Two technologies — homomorphic encryption and federated learning — could allow companies and researchers to collaborate on data analyses and the creation of machine-learning models without actually exposing data to leakage risks, according to a pair of Intel researchers who spoke at the company virtual labs event on Thursday.
Federated learning allows collaborators to start with a single common machine-learning model, train that model on their own in-house data, and then securely collect and combine the now-divergent models to create a more accurate iteration that incorporates data from all participants. Homomorphic encryption is a more general approach, the fruit of a special field of cryptography that focuses on ways to protect the data but allow calculations to be done on the encrypted data — searching and training machine-learning algorithms, for example. This essentially protects privacy while maintaining the usefulness of the information.

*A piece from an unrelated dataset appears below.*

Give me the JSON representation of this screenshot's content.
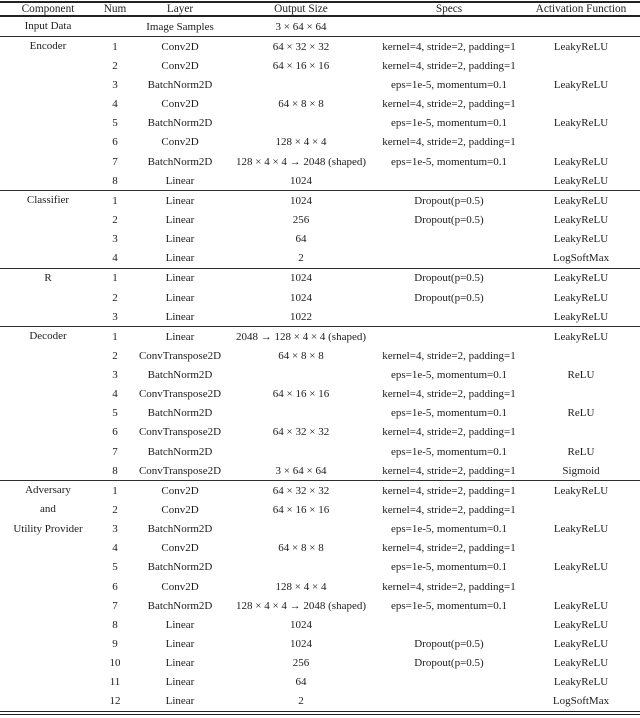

Intel has doubled down on both technologies, building support for them into its hardware using the Software Guard Extensions (SGX). The result will be less expensive applications of the two technologies, said Jason Martin, principal engineer with the secure intelligence team at Intel, in a separate interview with Dark Reading.
"Unprocessed data is data that's not useful," he said. "The primary tools that we have for making sense of the increasing volumes of data is machine learning and statistics technologies, but companies are worried about sharing that data because of security and privacy concerns."
Intel's research and plans for the technology were revealed by Martin and Rosario Cammarota, a principal engineer focused on computing on encrypted data at Intel, at Intel Labs Day.
Finding ways to share and analyze data securely has become a major research issue. This year, a multidisciplinary group of researchers from the Massachussetts Institute of Technology created a system that uses privacy-preserving encryption to allow companies to share information on breaches without revealing the actual data. While some companies — such as Duality and Enveil — have focused on specific security-focused uses of homomorphic encryption, Intel hopes to broaden the possibilities by including support in its chips.
"This is the time where a lot of the advances of which we are hearing needs to meet the applied science, and that is where our exploration comes into place," Cammarota said. "There needs to be more theoretical advances and standardization, which we are taking part in."
Technologies like federated learning and homomorphic encryption allow companies to collaborate without giving up control of their data, Cammarota said.
Federated data solves two problems: The data silo problem limits data use because the information cannot be transmitted for privacy concerns, intellectual-property considerations, or regulatory regimes. A more practical issue is the size of the data set. Bandwidth limitations can restrict companies from directly sharing large data sets for training a machine-learning model in a central location.
Industries such as healthcare and financial services are looking at federated learning as way to collaborate without violating privacy rules or releasing sensitive information. The University of Pennsylvania used federated learning to train machine-learning models to recognize brain tumors using a variety of siloed data sets. The federated training led to a model that performed 17% better, Martin said.
"In federated learning, we split that computation up and distribute the computation out to the individual silos, so each hospital will have its own infrastructure," he said. "A portion of training is done there, and then the models are pushed out to the aggregation server, and the aggregator takes those models and combines them into an updated global model."
Homomorphic encryption allows data analysis on encrypted ciphertext, rather than first having to decrypt the data to use it. The technology promises to allow analysis without actually revealing the data.
Yet there are challenges. The size of data explodes when using homomorphic encryption, with the ciphertext some 100 to 1,000 times larger than the original data. The complexity of computation also grows enormously — by a factor of 10,000 to 1 million — making even simple functions expensive to implement in practice.
But the industry has tackled such challenges before, Cammarota pointed out. In 1960, a single transistor cost between $1 and $4 (or about $8 to $30 today). Over the past 60 years, that price has dropped by more than a factor of a billion.
If homomorphic can be implemented as inexpensively, Cammarota expects similar widespread applications.
"As soon as transistor technology started scaling and the transistor became inexpensive, then completely unforeseen applications became possible," he said. "If homomorphic encryption becomes inexpensive, then we will see a lot more possibilities for the technology."